# Crested Gecko Water Help.



## Blackthrash (Oct 26, 2010)

This may seem like a stupid or paraniod question. But i mist my crested geckos cage with bottled water. On the lable it says you are ment to consume bottled water within 3 days of opening it.

I buy a 1.5L of bottle water once every few weeks and leave it on the top of my bearded dragons cage to get moderatly warm. However, is giving bottled water that has been open for roughly 2 weeks harmfull to my gecko?

Cheers


----------



## Meko (Apr 29, 2007)

no. it's water, the label saying to drink it within 3 days is there to make you buy another bottle of water instead of drinking it on the fourth day.
milkshake is a different matter; as milk tastes rotten when it goes off, but i wouldn't recommend misting cresties (or anything) with milkshake.


----------



## retri (Mar 5, 2008)

to be fair I have never bothered with bottled water for any lizards or snakes, not when I can walk into the bathroom and turn on a tap: victory:


----------



## Paul B (Apr 16, 2008)

Water from a storage tank in the loft will have lost most of the chemicals present that could possibly harm the reptile. So as above the bathroom is the best place to get fresh water.
Left in a warm environment water will attract living things like algae but should be just fine over the period you describe.
P


----------



## Soapie78 (Jan 10, 2010)

Meko said:


> no. it's water, the label saying to drink it within 3 days is there to make you buy another bottle of water instead of drinking it on the fourth day.
> milkshake is a different matter; as milk tastes rotten when it goes off, but i wouldn't recommend misting cresties (or anything) with milkshake.
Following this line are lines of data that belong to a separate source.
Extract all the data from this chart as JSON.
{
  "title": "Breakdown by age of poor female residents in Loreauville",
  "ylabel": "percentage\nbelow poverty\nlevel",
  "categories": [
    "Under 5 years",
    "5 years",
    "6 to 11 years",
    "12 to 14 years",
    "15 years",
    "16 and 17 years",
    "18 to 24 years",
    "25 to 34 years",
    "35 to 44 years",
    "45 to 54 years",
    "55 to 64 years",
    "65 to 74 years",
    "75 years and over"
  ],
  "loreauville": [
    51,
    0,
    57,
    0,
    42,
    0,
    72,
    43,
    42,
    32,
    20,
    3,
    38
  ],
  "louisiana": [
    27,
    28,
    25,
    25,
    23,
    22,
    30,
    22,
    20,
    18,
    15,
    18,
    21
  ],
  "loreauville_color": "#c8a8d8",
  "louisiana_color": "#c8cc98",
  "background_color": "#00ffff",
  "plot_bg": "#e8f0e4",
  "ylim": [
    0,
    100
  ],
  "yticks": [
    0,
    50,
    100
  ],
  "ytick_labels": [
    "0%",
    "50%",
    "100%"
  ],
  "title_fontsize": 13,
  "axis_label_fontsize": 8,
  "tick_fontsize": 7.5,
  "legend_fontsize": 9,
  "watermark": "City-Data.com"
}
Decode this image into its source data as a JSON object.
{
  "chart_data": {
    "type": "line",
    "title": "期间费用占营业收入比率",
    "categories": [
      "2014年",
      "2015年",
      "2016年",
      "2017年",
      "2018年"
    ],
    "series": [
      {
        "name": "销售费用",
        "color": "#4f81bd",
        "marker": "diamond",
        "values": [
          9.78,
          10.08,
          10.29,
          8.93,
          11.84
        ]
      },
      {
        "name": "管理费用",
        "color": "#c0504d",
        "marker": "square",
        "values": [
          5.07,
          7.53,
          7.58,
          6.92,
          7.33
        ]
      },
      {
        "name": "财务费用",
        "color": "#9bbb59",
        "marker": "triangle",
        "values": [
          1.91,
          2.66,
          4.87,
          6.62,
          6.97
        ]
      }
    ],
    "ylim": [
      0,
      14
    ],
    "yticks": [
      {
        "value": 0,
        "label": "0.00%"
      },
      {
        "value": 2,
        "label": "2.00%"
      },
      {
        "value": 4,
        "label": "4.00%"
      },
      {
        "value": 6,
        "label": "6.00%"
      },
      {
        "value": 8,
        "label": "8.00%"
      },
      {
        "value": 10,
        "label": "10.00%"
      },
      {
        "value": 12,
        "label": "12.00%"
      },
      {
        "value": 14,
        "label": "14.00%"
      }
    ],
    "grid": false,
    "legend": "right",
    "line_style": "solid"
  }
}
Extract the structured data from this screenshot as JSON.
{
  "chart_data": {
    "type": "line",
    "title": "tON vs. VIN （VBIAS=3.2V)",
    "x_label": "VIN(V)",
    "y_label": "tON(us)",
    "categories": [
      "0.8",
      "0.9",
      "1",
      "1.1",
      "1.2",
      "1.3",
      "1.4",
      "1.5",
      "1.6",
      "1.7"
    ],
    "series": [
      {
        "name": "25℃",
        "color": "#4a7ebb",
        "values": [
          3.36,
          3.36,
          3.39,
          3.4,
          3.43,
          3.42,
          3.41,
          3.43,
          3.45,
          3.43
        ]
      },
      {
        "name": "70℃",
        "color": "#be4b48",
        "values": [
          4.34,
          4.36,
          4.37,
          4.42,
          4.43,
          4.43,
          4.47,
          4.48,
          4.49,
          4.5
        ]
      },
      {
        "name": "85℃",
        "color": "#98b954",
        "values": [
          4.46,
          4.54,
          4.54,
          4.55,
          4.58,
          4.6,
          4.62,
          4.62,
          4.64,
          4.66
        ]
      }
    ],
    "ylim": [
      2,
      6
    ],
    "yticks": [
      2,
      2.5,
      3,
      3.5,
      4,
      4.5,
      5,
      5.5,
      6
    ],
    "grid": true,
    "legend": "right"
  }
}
:2thumb:Good advice!:2thumb:


----------



## wayakinwolf (Oct 6, 2006)

retri said:


> to be fair I have never bothered with bottled water for any lizards or snakes, not when I can walk into the bathroom and turn on a tap: victory:


 
Same, but i always let the tap run first so anything in the pipes has run through, then i have two old plastic milk bottles which i fill up & leave to stand, so i have one in use & one standing. 

Oh Meko, def wouldn`t put milkshake on anything either mate, too sticky to wash off.:Na_Na_Na_Na::lol2:


----------